Why Should (or Shouldn't) Geeks Vote for Obama?
Super Tuesday is nearly upon us, and that means it's time for all good citizens to lift their heads out of the mire and make some decisions.
Some Linux devotees may argue that they have more pressing things to worry about -- alerting the public to the evils of Vista, for instance -- but we here at LinuxInsider know that *our* readers are more civic-minded than that. We were gratified, then, to find the thought-provoking post on Tuesday from Red Hat blogger Tom (Spot) Callaway titled, "Why should a geek vote for Obama?"
Net neutrality, H1-B visas, copyright reform, an open government and the promise of a national CTO are all among the considerations Callaway cites in his arguments in favor of Obama, eliciting a range of comments in reaction.
"Spot, I kinda worry about your friends," wrote aeria gloris. "I mean, I'm a geek too, but it's not going to decide my vote."
On the other hand: "I wouldn't say his geek-friendly policies decide my vote, but having a president who has a clue about technology is about as important as having a CEO who 'gets' technology -- it can really make or break the long-term viability and profitability of a company," countered pam.
"Also, I suspect it will in most ways make my life easier, to have things like more H1-Bs and net neutrality, and a patent system that has A CLUE... much easier for a programmer...," she continued. "And his desire to make the government processes more open, including having web based tools for all people to preview legislation before it is passed, is exactly what will help make the government more accountable to the people."
Investing in Science
Is Obama a more geek-friendly candidate than the others? What do geeks really want in a president, anyway? LinuxInsider couldn't resist asking around.
"Obama presents interesting possibilities that may attract geeks," Slashdot blogger yagu told LinuxInsider. "I'm really mixed on his positions."
Among Obama's pros for geeks are his willingness to address the patent system's need for reform, his interest in investing in science, and his ability to encourage diversity in media ownership, yagu said.
Regarding science, "this is important, and it needs someone who is willing to invest for a return not immediately evident," he explained. "To continue to lead in understanding our world (technologically speaking) we need to be willing to spend time and money up front. We may never know the return until we see it, but we'll never see the return if we don't try."
'Bad Money After Bad'
Among Obama's cons, on the other hand, are his stand on national healthcare standards and databases and on technology for schools, yagu said.
Regarding education, "some of our country's best successes in education reform have come out of poor schools with no budget for computers where the emphasis was around a disciplined approach, while some of our biggest failures come from schools with computers everywhere," he said. "If Obama is about making technology available as a supplement to education reform, that could be a positive thing. If it's only about buying equipment and hooking up networks, it's bad money after bad."
Obama is young and of the Internet generation, yagu concluded. "This doesn't assure 'geeks' of a savvy and sympathetic prospective president, but it does suggest someone more familiar with technical issues in an everyday sense than the older candidates," he said. "Of all of the candidates, Obama is probably the most plugged into the Internet generation."
Free Market Advantages
With the exception of copyright reform, the very issues Callaway cites in his post are reasons NOT to vote for Obama, Monochrome Mentality blogger Kevin Dean told LinuxInsider.

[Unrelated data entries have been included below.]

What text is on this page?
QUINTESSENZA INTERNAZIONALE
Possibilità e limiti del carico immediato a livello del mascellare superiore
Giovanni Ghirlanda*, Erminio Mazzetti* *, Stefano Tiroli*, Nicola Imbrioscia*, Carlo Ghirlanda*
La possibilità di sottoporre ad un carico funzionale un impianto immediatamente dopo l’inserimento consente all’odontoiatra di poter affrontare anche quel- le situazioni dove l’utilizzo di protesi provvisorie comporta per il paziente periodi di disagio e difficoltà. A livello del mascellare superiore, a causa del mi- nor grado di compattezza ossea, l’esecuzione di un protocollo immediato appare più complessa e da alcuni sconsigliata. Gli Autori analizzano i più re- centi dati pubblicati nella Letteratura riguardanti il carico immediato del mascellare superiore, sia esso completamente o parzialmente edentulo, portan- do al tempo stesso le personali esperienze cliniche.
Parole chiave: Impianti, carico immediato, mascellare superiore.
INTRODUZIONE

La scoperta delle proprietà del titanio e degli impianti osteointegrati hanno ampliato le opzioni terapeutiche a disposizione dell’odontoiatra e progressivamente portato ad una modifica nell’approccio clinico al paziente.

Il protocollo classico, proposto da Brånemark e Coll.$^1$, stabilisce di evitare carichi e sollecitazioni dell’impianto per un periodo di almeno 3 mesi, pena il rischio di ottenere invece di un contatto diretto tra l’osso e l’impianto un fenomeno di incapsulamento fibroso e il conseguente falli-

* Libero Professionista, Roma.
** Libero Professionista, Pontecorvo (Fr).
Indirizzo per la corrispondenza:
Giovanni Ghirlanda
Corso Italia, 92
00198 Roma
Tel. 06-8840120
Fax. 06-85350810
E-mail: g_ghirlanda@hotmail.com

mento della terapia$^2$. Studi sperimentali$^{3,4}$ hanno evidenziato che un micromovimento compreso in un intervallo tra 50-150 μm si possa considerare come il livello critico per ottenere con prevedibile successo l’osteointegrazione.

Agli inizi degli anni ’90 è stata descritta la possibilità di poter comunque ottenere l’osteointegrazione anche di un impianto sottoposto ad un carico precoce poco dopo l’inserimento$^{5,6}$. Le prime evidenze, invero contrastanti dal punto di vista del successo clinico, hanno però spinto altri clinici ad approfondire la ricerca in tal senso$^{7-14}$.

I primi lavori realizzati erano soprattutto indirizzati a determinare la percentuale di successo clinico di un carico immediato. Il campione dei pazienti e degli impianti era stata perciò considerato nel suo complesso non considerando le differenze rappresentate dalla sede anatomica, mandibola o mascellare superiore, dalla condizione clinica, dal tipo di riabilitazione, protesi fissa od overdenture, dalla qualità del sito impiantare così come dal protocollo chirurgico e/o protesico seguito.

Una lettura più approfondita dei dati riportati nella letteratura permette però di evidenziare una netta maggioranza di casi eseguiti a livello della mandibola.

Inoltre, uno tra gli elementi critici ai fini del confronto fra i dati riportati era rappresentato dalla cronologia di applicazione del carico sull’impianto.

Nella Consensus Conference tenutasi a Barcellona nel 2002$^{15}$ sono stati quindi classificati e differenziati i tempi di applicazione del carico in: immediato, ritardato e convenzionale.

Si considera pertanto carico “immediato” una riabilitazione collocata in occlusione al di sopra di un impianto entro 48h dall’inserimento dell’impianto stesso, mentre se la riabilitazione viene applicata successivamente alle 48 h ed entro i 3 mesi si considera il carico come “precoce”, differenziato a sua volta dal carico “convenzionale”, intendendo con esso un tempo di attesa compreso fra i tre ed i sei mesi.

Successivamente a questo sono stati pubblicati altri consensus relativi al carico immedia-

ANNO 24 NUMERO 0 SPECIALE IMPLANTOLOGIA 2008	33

Callaway's assertion that Obama will deploy a modern communications infrastructure, for instance, is a con, not a pro, said Dean, who confesses to being an ardent Ron Paul supporter.
"A critical part of the USA is the free market," Dean explained. "Supporters of the open source development model often argue that the sheer number of people involved produce better code. This is because in a free market the best ideas win.
"A 'modern communications infrastructure' controlled by the government," on the other hand, "stands against this," Dean said. "What competing ideas enter the fray when you've got one option to deploy it? Where are the drives to innovate when you've got a monopoly?"
Obama may be getting mixed reviews, but what of his Democratic competition?
"Clinton has done a lot of questionable things in her years," Slashdot founder Rob Malda told LinuxInsider. "My tendency on the dem side would be to vote against her more than 'for' anyone else."
Indeed, if not Obama, then all other signs point to Paul, according at least to LinuxInsider's (highly scientific) poll on the subject.
"In general, politics in the US is nothing more than a joke -- it's a popularity and mud-slinging contest at best," asserted Slashdot blogger gasmonso. "I've voted for both Republicans and Democrats, yet am satisfied with neither."
When it comes to technology, "it gets even worse because most politicians can't even get their VCRs to stop blinking 12:00," gasmonso said. "Politicians are not the most tech-savvy individuals, but they should be intelligent enough to let the free market handle this matter (and most other matters if you ask me.) That's why I like Ron Paul's views on this particular subject."
Should a candidate's tech savvy be a deciding factor?
"While Obama may be more tapped into the Internet generation, I would worry and be cautious of an approach where he may think 'technology can solve all of our problems,'" yagu concluded. "It can't -- technology can be a tool to help us, but it can't absolve we as a country of people of our responsibilities to each other. I think Obama gets that... I hope he does."